2. Analyzing PSA's strategy
The resources in company must be rare, valuable, inimitable and nonsubstitutable to confer
an advantage in the first place. There no guarantee that set of resources that one provided a
competitive advantage will continue to do so indefinitely. The initial resource are
Singapore's location and its harbor. To develop and exploit these natural resources,
Singapore has developed man-made resources of capital, information and operations
technology, and developed IT management skills. The Singapore experiences shows how
IT can reduces the consequences of disadvantages. The flexibility allow PSA to enlarge the
capacity of the Port to handle more compareble to physical infrastructure.
3. Conclusions
Singapore began with two natural resources: its location and a large, protected deep-water
Port. The management of PSA saw operations and information technologies as a way to
solve problems and expand the capacity of the Port. An organization can never assume that
an advantage will last; competitors do not give up easily. In response to the loss of these
carriers, PSA dropped the handling rate for empty containers by 50% and is considering
giving operators a stake in PSA's operations.

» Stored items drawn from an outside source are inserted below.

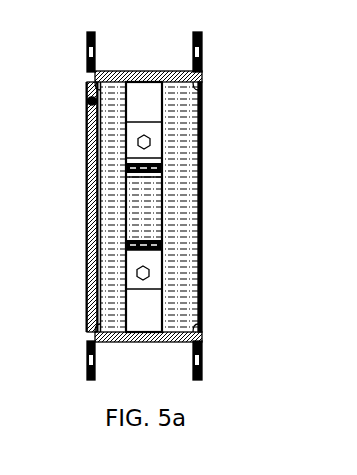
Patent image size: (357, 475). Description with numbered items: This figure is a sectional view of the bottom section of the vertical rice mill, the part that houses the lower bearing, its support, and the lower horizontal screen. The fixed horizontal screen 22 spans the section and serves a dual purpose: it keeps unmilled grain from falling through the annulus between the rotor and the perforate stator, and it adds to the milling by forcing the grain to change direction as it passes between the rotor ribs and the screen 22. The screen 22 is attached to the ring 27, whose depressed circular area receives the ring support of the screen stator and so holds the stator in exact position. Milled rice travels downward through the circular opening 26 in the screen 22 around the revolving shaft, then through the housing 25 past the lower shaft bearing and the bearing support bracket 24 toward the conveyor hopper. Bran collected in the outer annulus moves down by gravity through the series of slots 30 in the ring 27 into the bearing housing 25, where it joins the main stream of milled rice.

The horizontal screen 22 is at (90, 140).
The bearing support bracket 24 is at (155, 150).
The housing 25 is at (187, 206).
The circular opening 26 is at (89, 203).
The ring 27 is at (92, 102).
The slots 30 is at (88, 323).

4. Implications for management
PSA supplemented limited natural resources with man-made resources, including
operations and information technology, to build one of the leading ports in the world. Not
all important resources are under the control of an organization, so one must (1) identify
external resources that can be used to one's advantage and (2) build internal resources
capable of enhancing those external resources. The case point out an important
characteristic of operations and information technology. Technology helps the firm utilize
assets more effectively. Operation and information technology offer the manager the ability
to increase capacity without adding physical assets.